De nombreux lacs sont présents dans la région : le lac Korientzé, le lac Débo (et Oualado-Débo), le lac Niangay, le lac Do, le lac Garou, le lac Haribongo, le lac Kabara, le lac Tanda, le lac Fati, le lac Horo, le lac Télé, le lac Kamango, et le lac Figuibine.

Chaque année les crues simultanées des deux grands cours d’eau inondent de vastes surfaces de cet énorme delta, le niveau de l’eau augmentant, suivant l’intensité des crues, de 4,5 à 7 mètres par rapport à l’étiage. On estime que le maximum annuel des surfaces inondées varie entre 35 000 km2 en année humide et 7 000 km2 en année sèche.

Le delta du Niger est aussi une zone pétrolière qui se trouve à l’embouchure du fleuve Niger au Nigéria (Afrique de l’Ouest). Cette zone est riche en matières premières, et détient notamment du pétrole de très bonne qualité. De ce fait là beaucoup d’entreprise internationales exploitent coûte que coûte cet or noir.
C’est une zone dangereuse du fait que le pétrole est en jeu.

La qualité de son habitat continue malheureusement à décliner en raison des activités d’exploration pétrolière.
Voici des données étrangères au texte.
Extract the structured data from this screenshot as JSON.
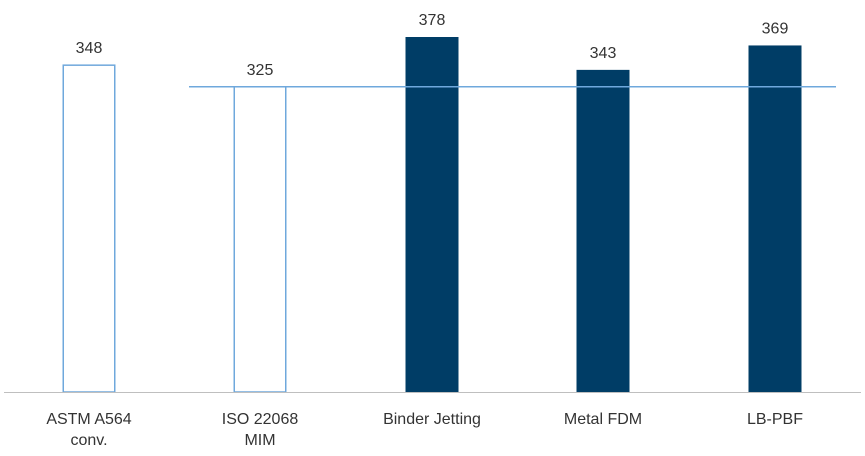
{
  "chart_data": {
    "type": "bar",
    "title": "",
    "xlabel": "",
    "ylabel": "",
    "ylim": [
      0,
      378
    ],
    "grid": false,
    "legend": "none",
    "categories": [
      [
        "ASTM A564",
        "conv."
      ],
      [
        "ISO 22068",
        "MIM"
      ],
      [
        "Binder Jetting"
      ],
      [
        "Metal FDM"
      ],
      [
        "LB-PBF"
      ]
    ],
    "values": [
      348,
      325,
      378,
      343,
      369
    ],
    "value_labels": [
      "348",
      "325",
      "378",
      "343",
      "369"
    ],
    "bar_styles": [
      "outline",
      "outline",
      "filled",
      "filled",
      "filled"
    ],
    "reference_line": {
      "value": 325
    },
    "colors": {
      "filled": "#003d66",
      "outline": "#6fa8dc",
      "reference": "#6fa8dc",
      "axis": "#bfbfbf",
      "text": "#333333"
    }
  }
}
L’espèce est évaluée comme en danger critique d’extinction.
Reconnaissable à ses trois tâches sur les côtés qui sont du noir au vert émeraude et sous la lumière la couleur est magnifiquement irisée.
Il existe aussi des spécimens avec des nombres différents de points verts (1,2,3 et 4 points sont possibles)
Il mesure 1,6 cm mâle comme femelle.

Maintenance

pH 6,5
GH jusque 10 maxi
Température de 22 degrés à 27 (idéale pour la maintenance : 24 degrés)
10 ou 15 spécimens dans un bac de 54 litres

L’aquarium doit être planté à forte densité afin d’avoir de nombreuses cachettes. Un sol sombre et une lumière tamisée sont très appréciés.
Un changement d’eau régulier est nécessaire.
Pas vraiment facile de garder ce poisson.
Attention à la nourriture qui doit être adaptée et de qualité car il est très sensible à la maladie du velours ou aux parasites.
De plus il ne supporte pas très bien les médicaments non plus, il vaut mieux alors utiliser dans ce dernier cas, une lampe UV pour éradiquer le parasite dont il est très sensible.

Nourriture

Les aliments doivent de préférence de très petites nourritures vivantes comme les nauplies artémias ou congelés.
La nourriture sèche est également accepté à force d’essayer.

Reproduction

La reproduction dans l’aquarium n’est pas bien connue. Les œufs sont pondus entre les plantes à feuilles, tels que la mousse de Java.
Les larves éclosent après 24-36 heures. Une fois que les alvins nagent librement, on pourra donner des infusoires
tel que des cachets en poudre par exemple ou poudre pour alvins en très petites quantités.